REPORT OF A. M. O. SCHOOLS-1926.

The work during 1926 has been moderately satisfactory. Over 1,000 entrants have been thoroughly examined, together with about 150 special cases. 405 of these entrants, found defective, have been re-inspected. The finding of defects is a useful initial part of School Medical Inspection, but the point on which successful work depends is, in what proportion the defects found are improved or cured. Provision for sight defects has been very satisfactory, and in schools where trouble is taken to see that glasses are worn, and to explain to the boys that new glasses, like new boots, require a little patience, the improvement has been close on 100 per cent,—a most pleasing result for the oculist as well as for the M. O. Schools.

Treatment for other defects, however, has been almost negligible. Chronic trachoma, unhealthy or enlarged tonsils, adenoids, ear trouble, and various minor ailments, have been noted, and the Headmasters of schools have sent the boys for treatment according to the scheme arranged in conjunction with the G. C. H. and the Chinese Public Dispensaries, but if repeated attendances are necessary, the boy will seldom keep them up, his main idea being that one visit and one bottle of medicine should work an instantaneous cure. This has been particularly noticeable in treatment for trachoma or ear discharge, which is necessarily prolonged, and where it is quite impossible that the old cases should see the senior doctor in charge at each attendance, unless a special day were to be set apart for school cases only. This at present is quite impossible for the staffs of the hospitals.

It is at present useless even to suggest operation, for even the worst cases of unhealthy tonsils or adenoids. I think only two cases have been operated on, among Chinese children, during the year. When I have the School Nurse to interpret for me, I hope to be able to persuade the children into better health habits.
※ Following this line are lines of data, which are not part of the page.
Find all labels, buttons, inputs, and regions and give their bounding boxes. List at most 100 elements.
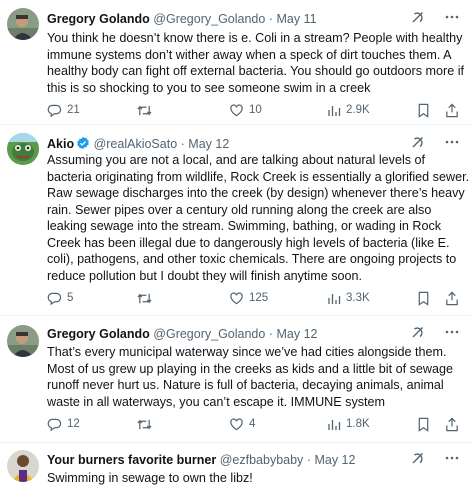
views-count: 3.3K [346, 292, 370, 304]
display-name[interactable]: Gregory Golando [47, 327, 150, 341]
share-button[interactable] [445, 416, 459, 432]
share-button[interactable] [445, 290, 459, 306]
retweet-button[interactable] [136, 290, 158, 306]
tweet-date[interactable]: May 12 [276, 327, 317, 341]
tweet[interactable]: Gregory Golando @Gregory_Golando · May 1… [0, 0, 472, 125]
tweet-text: That’s every municipal waterway since we… [47, 344, 461, 410]
avatar[interactable] [7, 450, 39, 482]
like-button[interactable]: 125 [229, 290, 268, 306]
more-icon[interactable] [444, 324, 460, 345]
tweet-text: Swimming in sewage to own the libz! [47, 470, 461, 487]
separator-dot: · [306, 453, 311, 467]
tweet-top-icons [410, 326, 460, 342]
like-icon [229, 103, 244, 118]
views-button[interactable]: 3.3K [327, 290, 370, 306]
tweet[interactable]: Your burners favorite burner @ezfbabybab… [0, 443, 472, 495]
views-button[interactable]: 1.8K [327, 416, 370, 432]
tweet-text-line: That’s every municipal waterway since we… [47, 345, 447, 359]
share-button[interactable] [445, 102, 459, 118]
user-handle[interactable]: @realAkioSato [94, 137, 178, 151]
avatar[interactable] [7, 133, 39, 165]
tweet-header: Gregory Golando @Gregory_Golando · May 1… [47, 11, 462, 27]
tweet-text-line: leaking sewage into the stream. Swimming… [47, 219, 442, 233]
reply-count: 21 [67, 104, 80, 116]
views-icon [327, 417, 341, 431]
views-count: 2.9K [346, 104, 370, 116]
retweet-button[interactable] [136, 416, 158, 432]
like-button[interactable]: 4 [229, 416, 255, 432]
tweet-text-line: rain. Sewer pipes over a century old run… [47, 202, 432, 217]
tweet-header: Your burners favorite burner @ezfbabybab… [47, 452, 462, 468]
reply-button[interactable]: 5 [47, 290, 73, 306]
tweet-top-icons [410, 11, 460, 27]
like-icon [229, 417, 244, 432]
bookmark-button[interactable] [417, 290, 430, 306]
grok-icon[interactable] [410, 9, 426, 30]
reply-count: 5 [67, 292, 74, 304]
tweet-text-line: this is so shocking to you to see someon… [47, 80, 371, 95]
views-icon [327, 103, 341, 117]
tweet[interactable]: Akio @realAkioSato · May 12 Assuming you… [0, 125, 472, 316]
tweet-header: Akio @realAkioSato · May 12 [47, 136, 462, 152]
display-name[interactable]: Akio [47, 137, 74, 151]
share-icon [445, 417, 459, 432]
bookmark-icon [417, 417, 430, 432]
tweet-date[interactable]: May 12 [188, 137, 229, 151]
tweet-date[interactable]: May 11 [276, 12, 316, 26]
reply-button[interactable]: 21 [47, 102, 80, 118]
separator-dot: · [180, 137, 185, 151]
separator-dot: · [268, 327, 273, 341]
tweet-actions: 5 125 3.3K [47, 290, 461, 306]
tweet-top-icons [410, 136, 460, 152]
display-name[interactable]: Gregory Golando [47, 12, 150, 26]
tweet-text-line: healthy body can fight off external bact… [47, 64, 465, 78]
user-handle[interactable]: @Gregory_Golando [153, 327, 265, 341]
reply-button[interactable]: 12 [47, 416, 80, 432]
views-count: 1.8K [346, 418, 370, 430]
like-button[interactable]: 10 [229, 102, 262, 118]
tweet-text-line: Most of us grew up playing in the creeks… [47, 361, 454, 376]
share-icon [445, 291, 459, 306]
user-handle[interactable]: @Gregory_Golando [153, 12, 265, 26]
reply-icon [47, 417, 62, 432]
tweet-text-line: immune systems don’t wither away when a … [47, 47, 452, 62]
bookmark-button[interactable] [417, 102, 430, 118]
reply-icon [47, 291, 62, 306]
tweet-text-line: bacteria originating from wildlife, Rock… [47, 169, 470, 184]
avatar[interactable] [7, 325, 39, 357]
tweet-date[interactable]: May 12 [314, 453, 355, 467]
avatar[interactable] [7, 8, 39, 40]
retweet-button[interactable] [136, 102, 158, 118]
like-count: 4 [249, 418, 256, 430]
like-icon [229, 291, 244, 306]
retweet-icon [136, 103, 153, 118]
tweet-text-line: waste in all waterways, you can’t escape… [47, 394, 386, 409]
tweet-text-line: Creek has been illegal due to dangerousl… [47, 235, 450, 250]
views-icon [327, 291, 341, 305]
grok-icon[interactable] [410, 324, 426, 345]
reply-thread: Gregory Golando @Gregory_Golando · May 1… [0, 0, 472, 495]
bookmark-button[interactable] [417, 416, 430, 432]
bookmark-icon [417, 291, 430, 306]
tweet-text-line: reduce pollution but I doubt they will f… [47, 268, 363, 283]
like-count: 125 [249, 292, 269, 304]
tweet-text-line: Assuming you are not a local, and are ta… [47, 153, 426, 167]
tweet-text: Assuming you are not a local, and are ta… [47, 152, 470, 284]
reply-count: 12 [67, 418, 80, 430]
bookmark-icon [417, 103, 430, 118]
tweet-text-line: runoff never hurt us. Nature is full of … [47, 378, 444, 392]
grok-icon[interactable] [410, 450, 426, 471]
views-button[interactable]: 2.9K [327, 102, 370, 118]
tweet-header: Gregory Golando @Gregory_Golando · May 1… [47, 326, 462, 342]
tweet-top-icons [410, 452, 460, 468]
retweet-icon [136, 291, 153, 306]
reply-icon [47, 103, 62, 118]
more-icon[interactable] [444, 450, 460, 471]
user-handle[interactable]: @ezfbabybaby [220, 453, 304, 467]
tweet-actions: 12 4 1.8K [47, 416, 461, 432]
tweet[interactable]: Gregory Golando @Gregory_Golando · May 1… [0, 316, 472, 443]
more-icon[interactable] [444, 9, 460, 30]
tweet-actions: 21 10 2.9K [47, 102, 461, 118]
retweet-icon [136, 417, 153, 432]
display-name[interactable]: Your burners favorite burner [47, 453, 216, 467]
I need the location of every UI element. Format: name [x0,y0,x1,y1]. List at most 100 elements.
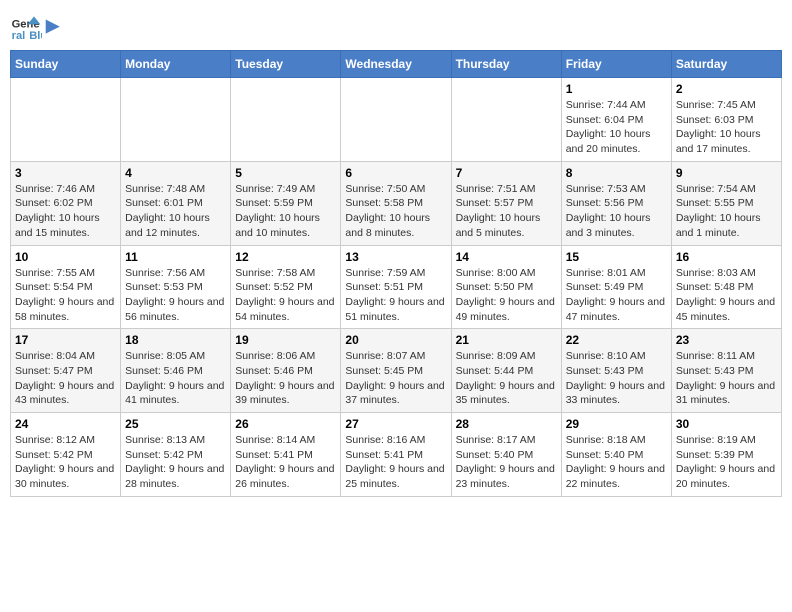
calendar-cell: 18 Sunrise: 8:05 AM Sunset: 5:46 PM Dayli… [121,329,231,413]
calendar-cell: 12Sunrise: 7:58 AM Sunset: 5:52 PM Dayli… [231,245,341,329]
day-info: Sunrise: 7:44 AM Sunset: 6:04 PM Dayligh… [566,98,667,157]
day-info: Sunrise: 8:07 AM Sunset: 5:45 PM Dayligh… [345,349,446,408]
day-info: Sunrise: 8:13 AM Sunset: 5:42 PM Dayligh… [125,433,226,492]
day-number: 7 [456,166,557,180]
column-header-tuesday: Tuesday [231,51,341,78]
calendar-cell: 14Sunrise: 8:00 AM Sunset: 5:50 PM Dayli… [451,245,561,329]
column-header-saturday: Saturday [671,51,781,78]
day-info: Sunrise: 7:46 AM Sunset: 6:02 PM Dayligh… [15,182,116,241]
day-info: Sunrise: 8:18 AM Sunset: 5:40 PM Dayligh… [566,433,667,492]
calendar-cell: 16 Sunrise: 8:03 AM Sunset: 5:48 PM Dayli… [671,245,781,329]
day-number: 14 [456,250,557,264]
day-number: 24 [15,417,116,431]
day-number: 26 [235,417,336,431]
calendar-cell: 6Sunrise: 7:50 AM Sunset: 5:58 PM Daylig… [341,161,451,245]
calendar-cell: 21Sunrise: 8:09 AM Sunset: 5:44 PM Dayli… [451,329,561,413]
calendar-cell: 7 Sunrise: 7:51 AM Sunset: 5:57 PM Daylig… [451,161,561,245]
day-info: Sunrise: 7:45 AM Sunset: 6:03 PM Dayligh… [676,98,777,157]
calendar-cell [451,78,561,162]
day-info: Sunrise: 7:51 AM Sunset: 5:57 PM Dayligh… [456,182,557,241]
calendar-week-row: 10Sunrise: 7:55 AM Sunset: 5:54 PM Dayli… [11,245,782,329]
day-number: 29 [566,417,667,431]
calendar-cell [341,78,451,162]
column-header-monday: Monday [121,51,231,78]
calendar-week-row: 17 Sunrise: 8:04 AM Sunset: 5:47 PM Dayli… [11,329,782,413]
day-number: 1 [566,82,667,96]
day-number: 18 [125,333,226,347]
calendar-week-row: 24 Sunrise: 8:12 AM Sunset: 5:42 PM Dayli… [11,413,782,497]
day-info: Sunrise: 8:04 AM Sunset: 5:47 PM Dayligh… [15,349,116,408]
calendar-cell: 4Sunrise: 7:48 AM Sunset: 6:01 PM Daylig… [121,161,231,245]
calendar-header-row: SundayMondayTuesdayWednesdayThursdayFrid… [11,51,782,78]
day-number: 19 [235,333,336,347]
day-info: Sunrise: 8:03 AM Sunset: 5:48 PM Dayligh… [676,266,777,325]
calendar-table: SundayMondayTuesdayWednesdayThursdayFrid… [10,50,782,497]
day-info: Sunrise: 8:17 AM Sunset: 5:40 PM Dayligh… [456,433,557,492]
day-number: 11 [125,250,226,264]
calendar-cell: 9 Sunrise: 7:54 AM Sunset: 5:55 PM Daylig… [671,161,781,245]
logo-icon-triangle: ▶ [46,16,59,35]
day-number: 28 [456,417,557,431]
day-number: 8 [566,166,667,180]
calendar-cell: 5Sunrise: 7:49 AM Sunset: 5:59 PM Daylig… [231,161,341,245]
day-number: 23 [676,333,777,347]
svg-text:Blue: Blue [29,30,42,42]
calendar-cell: 25 Sunrise: 8:13 AM Sunset: 5:42 PM Dayli… [121,413,231,497]
day-number: 2 [676,82,777,96]
calendar-cell: 13 Sunrise: 7:59 AM Sunset: 5:51 PM Dayli… [341,245,451,329]
logo: Gene ral Blue ▶ [10,10,59,42]
day-number: 16 [676,250,777,264]
calendar-week-row: 1 Sunrise: 7:44 AM Sunset: 6:04 PM Daylig… [11,78,782,162]
calendar-cell: 3 Sunrise: 7:46 AM Sunset: 6:02 PM Daylig… [11,161,121,245]
day-info: Sunrise: 8:01 AM Sunset: 5:49 PM Dayligh… [566,266,667,325]
calendar-cell: 1 Sunrise: 7:44 AM Sunset: 6:04 PM Daylig… [561,78,671,162]
day-number: 30 [676,417,777,431]
day-info: Sunrise: 7:54 AM Sunset: 5:55 PM Dayligh… [676,182,777,241]
calendar-cell: 2 Sunrise: 7:45 AM Sunset: 6:03 PM Daylig… [671,78,781,162]
day-info: Sunrise: 7:56 AM Sunset: 5:53 PM Dayligh… [125,266,226,325]
calendar-week-row: 3 Sunrise: 7:46 AM Sunset: 6:02 PM Daylig… [11,161,782,245]
column-header-friday: Friday [561,51,671,78]
calendar-cell: 29 Sunrise: 8:18 AM Sunset: 5:40 PM Dayli… [561,413,671,497]
day-info: Sunrise: 8:12 AM Sunset: 5:42 PM Dayligh… [15,433,116,492]
day-number: 15 [566,250,667,264]
day-number: 5 [235,166,336,180]
day-info: Sunrise: 7:59 AM Sunset: 5:51 PM Dayligh… [345,266,446,325]
logo-icon: Gene ral Blue [10,10,42,42]
day-number: 25 [125,417,226,431]
day-info: Sunrise: 8:05 AM Sunset: 5:46 PM Dayligh… [125,349,226,408]
calendar-cell: 20 Sunrise: 8:07 AM Sunset: 5:45 PM Dayli… [341,329,451,413]
calendar-cell: 19 Sunrise: 8:06 AM Sunset: 5:46 PM Dayli… [231,329,341,413]
day-info: Sunrise: 8:06 AM Sunset: 5:46 PM Dayligh… [235,349,336,408]
day-info: Sunrise: 7:55 AM Sunset: 5:54 PM Dayligh… [15,266,116,325]
calendar-cell: 10Sunrise: 7:55 AM Sunset: 5:54 PM Dayli… [11,245,121,329]
day-info: Sunrise: 8:16 AM Sunset: 5:41 PM Dayligh… [345,433,446,492]
day-number: 9 [676,166,777,180]
day-number: 12 [235,250,336,264]
calendar-cell [11,78,121,162]
day-number: 4 [125,166,226,180]
day-info: Sunrise: 8:14 AM Sunset: 5:41 PM Dayligh… [235,433,336,492]
calendar-cell: 27 Sunrise: 8:16 AM Sunset: 5:41 PM Dayli… [341,413,451,497]
calendar-cell: 8 Sunrise: 7:53 AM Sunset: 5:56 PM Daylig… [561,161,671,245]
day-number: 20 [345,333,446,347]
calendar-cell: 22Sunrise: 8:10 AM Sunset: 5:43 PM Dayli… [561,329,671,413]
column-header-wednesday: Wednesday [341,51,451,78]
svg-text:ral: ral [12,30,26,42]
day-number: 3 [15,166,116,180]
calendar-cell: 11 Sunrise: 7:56 AM Sunset: 5:53 PM Dayli… [121,245,231,329]
day-info: Sunrise: 8:19 AM Sunset: 5:39 PM Dayligh… [676,433,777,492]
day-info: Sunrise: 7:53 AM Sunset: 5:56 PM Dayligh… [566,182,667,241]
column-header-thursday: Thursday [451,51,561,78]
calendar-cell: 24 Sunrise: 8:12 AM Sunset: 5:42 PM Dayli… [11,413,121,497]
calendar-cell: 26 Sunrise: 8:14 AM Sunset: 5:41 PM Dayli… [231,413,341,497]
day-number: 17 [15,333,116,347]
day-number: 13 [345,250,446,264]
page-header: Gene ral Blue ▶ [10,10,782,42]
day-number: 22 [566,333,667,347]
column-header-sunday: Sunday [11,51,121,78]
calendar-cell [121,78,231,162]
day-number: 27 [345,417,446,431]
day-info: Sunrise: 8:11 AM Sunset: 5:43 PM Dayligh… [676,349,777,408]
calendar-cell: 30 Sunrise: 8:19 AM Sunset: 5:39 PM Dayli… [671,413,781,497]
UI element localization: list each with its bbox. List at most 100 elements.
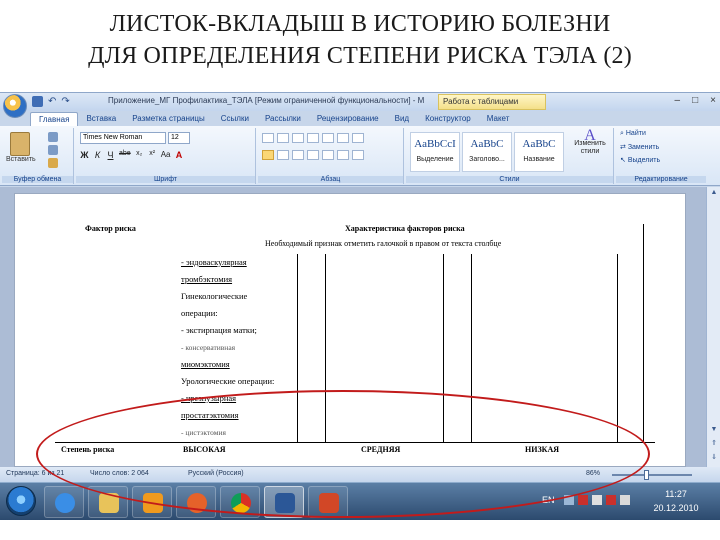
sort-icon[interactable] — [337, 133, 349, 143]
align-right-icon[interactable] — [292, 150, 304, 160]
volume-icon[interactable] — [620, 495, 630, 505]
change-case-button[interactable]: Aa — [161, 150, 171, 160]
font-group: Times New Roman 12 Ж К Ч abe x₂ x² Aa A … — [76, 128, 256, 184]
paste-button[interactable]: Вставить — [6, 156, 36, 163]
underline-button[interactable]: Ч — [106, 150, 115, 160]
taskbar-word[interactable] — [264, 486, 304, 518]
tab-review[interactable]: Рецензирование — [309, 112, 387, 126]
change-styles-button[interactable]: A Изменить стили — [570, 128, 610, 156]
prev-page-icon[interactable]: ⇑ — [709, 439, 719, 447]
save-icon[interactable] — [32, 96, 43, 107]
risk-item: - экстирпация матки; — [181, 325, 257, 335]
replace-button[interactable]: ⇄ Заменить — [620, 143, 659, 151]
taskbar-explorer[interactable] — [88, 486, 128, 518]
tab-layout[interactable]: Макет — [479, 112, 518, 126]
tab-references[interactable]: Ссылки — [213, 112, 257, 126]
powerpoint-icon — [319, 493, 339, 513]
tab-design[interactable]: Конструктор — [417, 112, 479, 126]
zoom-level[interactable]: 86% — [586, 470, 600, 477]
tab-mailings[interactable]: Рассылки — [257, 112, 309, 126]
slide-title: ЛИСТОК-ВКЛАДЫШ В ИСТОРИЮ БОЛЕЗНИ ДЛЯ ОПР… — [0, 8, 720, 88]
cut-icon[interactable] — [48, 132, 58, 142]
status-language[interactable]: Русский (Россия) — [188, 470, 244, 477]
clock-time: 11:27 — [665, 489, 687, 499]
tray-alert-icon[interactable] — [606, 495, 616, 505]
column-header-factor: Фактор риска — [85, 224, 136, 233]
increase-indent-icon[interactable] — [322, 133, 334, 143]
ribbon: Вставить Буфер обмена Times New Roman 12… — [0, 126, 720, 186]
risk-item: простатэктомия — [181, 410, 239, 420]
zoom-slider[interactable] — [612, 474, 692, 476]
shading-icon[interactable] — [337, 150, 349, 160]
taskbar-chrome[interactable] — [220, 486, 260, 518]
risk-item: - цистэктомия — [181, 428, 226, 437]
align-center-icon[interactable] — [277, 150, 289, 160]
tab-page-layout[interactable]: Разметка страницы — [124, 112, 213, 126]
select-button[interactable]: ↖ Выделить — [620, 156, 660, 164]
table-column-line — [471, 254, 472, 442]
find-button[interactable]: ⌕ Найти — [620, 130, 646, 138]
close-button[interactable]: × — [710, 95, 716, 106]
style-tile-title[interactable]: AaBbC Название — [514, 132, 564, 172]
superscript-button[interactable]: x² — [148, 150, 157, 160]
multilevel-list-icon[interactable] — [292, 133, 304, 143]
quick-access-toolbar: ↶ ↷ — [32, 96, 70, 107]
style-name: Заголово... — [469, 156, 505, 163]
borders-icon[interactable] — [352, 150, 364, 160]
taskbar-media-player[interactable] — [132, 486, 172, 518]
align-left-icon[interactable] — [262, 150, 274, 160]
redo-icon[interactable]: ↷ — [61, 96, 69, 107]
window-controls: – □ × — [675, 95, 716, 106]
italic-button[interactable]: К — [93, 150, 102, 160]
style-tile-heading[interactable]: AaBbC Заголово... — [462, 132, 512, 172]
show-marks-icon[interactable] — [352, 133, 364, 143]
tab-home[interactable]: Главная — [30, 112, 79, 126]
scroll-up-icon[interactable]: ▲ — [709, 189, 719, 196]
input-language[interactable]: EN — [542, 495, 555, 505]
subscript-button[interactable]: x₂ — [135, 150, 144, 160]
document-page[interactable]: Фактор риска Характеристика факторов рис… — [14, 193, 686, 467]
tray-antivirus-icon[interactable] — [578, 495, 588, 505]
bullets-icon[interactable] — [262, 133, 274, 143]
taskbar-firefox[interactable] — [176, 486, 216, 518]
tab-view[interactable]: Вид — [387, 112, 417, 126]
clock[interactable]: 11:27 20.12.2010 — [646, 487, 706, 515]
document-area: Фактор риска Характеристика факторов рис… — [0, 187, 720, 467]
risk-low: НИЗКАЯ — [525, 445, 560, 454]
strikethrough-button[interactable]: abe — [119, 150, 131, 160]
media-player-icon — [143, 493, 163, 513]
next-page-icon[interactable]: ⇓ — [709, 453, 719, 461]
format-painter-icon[interactable] — [48, 158, 58, 168]
justify-icon[interactable] — [307, 150, 319, 160]
minimize-button[interactable]: – — [675, 95, 681, 106]
decrease-indent-icon[interactable] — [307, 133, 319, 143]
align-buttons — [262, 150, 364, 160]
status-words[interactable]: Число слов: 2 064 — [90, 470, 149, 477]
tab-insert[interactable]: Вставка — [78, 112, 124, 126]
style-tile-emphasis[interactable]: AaBbCcI Выделение — [410, 132, 460, 172]
network-icon[interactable] — [592, 495, 602, 505]
bold-button[interactable]: Ж — [80, 150, 89, 160]
font-name-select[interactable]: Times New Roman — [80, 132, 166, 144]
office-button[interactable] — [3, 94, 27, 118]
numbering-icon[interactable] — [277, 133, 289, 143]
copy-icon[interactable] — [48, 145, 58, 155]
font-color-button[interactable]: A — [174, 150, 183, 160]
replace-icon: ⇄ — [620, 144, 628, 151]
taskbar-ie[interactable] — [44, 486, 84, 518]
line-spacing-icon[interactable] — [322, 150, 334, 160]
font-size-select[interactable]: 12 — [168, 132, 190, 144]
zoom-slider-thumb[interactable] — [644, 470, 649, 480]
maximize-button[interactable]: □ — [692, 95, 698, 106]
taskbar-powerpoint[interactable] — [308, 486, 348, 518]
table-column-line — [325, 254, 326, 442]
start-button[interactable] — [6, 486, 36, 516]
vertical-scrollbar[interactable]: ▲ ▼ ⇑ ⇓ — [706, 187, 720, 467]
paste-icon[interactable] — [10, 132, 30, 156]
undo-icon[interactable]: ↶ — [48, 96, 56, 107]
styles-group: AaBbCcI Выделение AaBbC Заголово... AaBb… — [406, 128, 614, 184]
font-group-label: Шрифт — [76, 176, 255, 183]
tray-arrow-icon[interactable] — [564, 495, 574, 505]
scroll-down-icon[interactable]: ▼ — [709, 426, 719, 433]
status-page[interactable]: Страница: 6 из 21 — [6, 470, 64, 477]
Two outstanding difficulties are, that most children are seen at an age when defects have become so firmly established (chronic trachoma, shortsight, ear disease, spinal curvature and poor chest development) that no preventive measures are of much use; also the child's opinion as to necessity for treatment is allowed to be paramount. Lowering of the age for admission to schools would help in this difficulty.

Another is that many boys attend school for a short time only and by the time re-inspection is made (usually within six months after inspection) they have left school or transferred to another, in some cases under a new name. It is a distinct financial loss to the Government when a child is provided with the specialist's eye examination and spectacles, and leaves school the following week or month.